Insomnia - Technical Information
Insomnia is currently running Red Hat Enterprise Linux release 9.3
Hardware
Insomnia has 40 nodes with a cluster total of 6400 cores (80 physical cores per node, doubled via hyperthreading) running Red Hat Enterprise Linux 9.3
- 25 Standard Nodes (512 GB ram)
- 9 High Memory Nodes (1 TB ram)
- 3 GPU Nodes with two Nvidia L40 GPU modules
- 2 GPU nodes with two Nvidia H100 GPU modules (awaiting delivery)
- 1 GPU Nodes with two Nvidia H100 GPU modules (awaiting delivery)
Standard Nodes
Insomnia has 25 Standard Nodes with the following specifications:
Model | Dell |
CPU | Intel Xeon Platinum 8460Y 2 Ghz |
Number of CPUs | 2 |
Cores per CPU | 40 |
Total PHYSICAL Cores per node | 80 |
Total USABLE Cores per node | 160 (hyperthreading is enabled on Insomnia) |
Memory | 512 GB |
Network | HDR Infiniband |
High Memory Nodes
Insomnia's 9 high memory nodes have 1 TB of memory each. They are otherwise identical to the standard nodes.
GPU Nodes
See the Hardware section above for a breakdown by GPU model. All GPU nodes are otherwise identical to the standard nodes.
Storage
Insomnia has 291TB on a GPFS filesystem used for scratch space and home directories.
Network
10 Gb/s ethernet connections to the Internet from login nodes. 100 Gb/s HDR Infiniband connection between compute nodes.
Scheduler
Insomnia uses the Slurm scheduler to manage jobs.
Fair share
Resource allocation on our cluster is based on each group's contribution to computing cores. The Slurm scheduler uses fair share targets and historical resource utilization to determine when jobs are scheduled to run. Also, within-group priority is based on historical usage such that heavier users will have a lower priority than light users. Slurm uses all of a job's attributes - such as wall time, resource constraints, and group membership - to determine the order in which jobs are run.

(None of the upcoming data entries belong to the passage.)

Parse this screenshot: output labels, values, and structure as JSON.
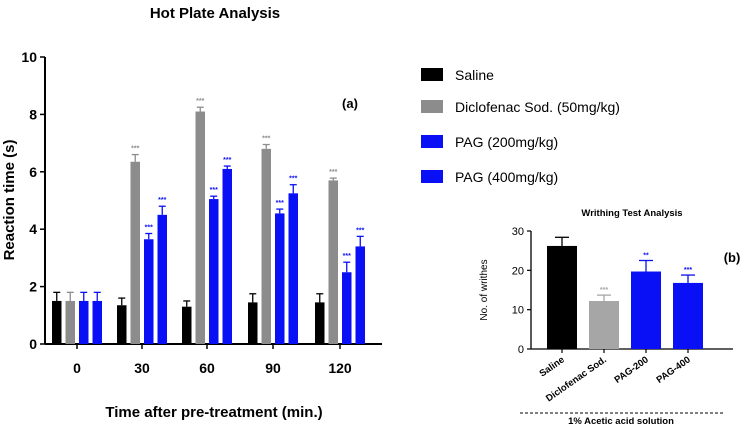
{
  "chart_data": [
    {
      "id": "a",
      "type": "bar",
      "title": "Hot Plate Analysis",
      "panel_label": "(a)",
      "xlabel": "Time after pre-treatment (min.)",
      "ylabel": "Reaction time (s)",
      "ylim": [
        0,
        10
      ],
      "yticks": [
        "0",
        "2",
        "4",
        "6",
        "8",
        "10"
      ],
      "categories": [
        "0",
        "30",
        "60",
        "90",
        "120"
      ],
      "series": [
        {
          "name": "Saline",
          "color": "#000000",
          "values": [
            1.5,
            1.35,
            1.3,
            1.45,
            1.45
          ],
          "errors": [
            0.3,
            0.25,
            0.2,
            0.3,
            0.3
          ],
          "sig": [
            "",
            "",
            "",
            "",
            ""
          ]
        },
        {
          "name": "Diclofenac Sod. (50mg/kg)",
          "color": "#8c8c8c",
          "values": [
            1.5,
            6.35,
            8.1,
            6.8,
            5.7
          ],
          "errors": [
            0.3,
            0.25,
            0.15,
            0.15,
            0.08
          ],
          "sig": [
            "",
            "***",
            "***",
            "***",
            "***"
          ]
        },
        {
          "name": "PAG (200mg/kg)",
          "color": "#0a10f5",
          "values": [
            1.5,
            3.65,
            5.05,
            4.55,
            2.5
          ],
          "errors": [
            0.3,
            0.2,
            0.1,
            0.15,
            0.35
          ],
          "sig": [
            "",
            "***",
            "***",
            "***",
            "***"
          ]
        },
        {
          "name": "PAG (400mg/kg)",
          "color": "#0a10f5",
          "values": [
            1.5,
            4.5,
            6.1,
            5.25,
            3.4
          ],
          "errors": [
            0.3,
            0.3,
            0.1,
            0.3,
            0.35
          ],
          "sig": [
            "",
            "***",
            "***",
            "***",
            "***"
          ]
        }
      ]
    },
    {
      "id": "b",
      "type": "bar",
      "title": "Writhing Test Analysis",
      "panel_label": "(b)",
      "ylabel": "No. of writhes",
      "xlabel": "1% Acetic acid solution",
      "ylim": [
        0,
        30
      ],
      "yticks": [
        "0",
        "10",
        "20",
        "30"
      ],
      "categories": [
        "Saline",
        "Diclofenac Sod.",
        "PAG-200",
        "PAG-400"
      ],
      "values": [
        26.2,
        12.2,
        19.7,
        16.8
      ],
      "errors": [
        2.2,
        1.5,
        2.8,
        2.0
      ],
      "colors": [
        "#000000",
        "#a6a6a6",
        "#0a10f5",
        "#0a10f5"
      ],
      "sig": [
        "",
        "***",
        "**",
        "***"
      ]
    }
  ]
}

Using job data such as walltime and resources requested, the scheduler can start other, lower-priority jobs so long as they do not delay the highest priority jobs. Because it works by essentially filling in holes in node space, backfill tends to favor smaller and shorter running jobs more than larger and longer running ones.
There is no preemption in the current system; a job in the queue will never interrupt or stop a job in run state.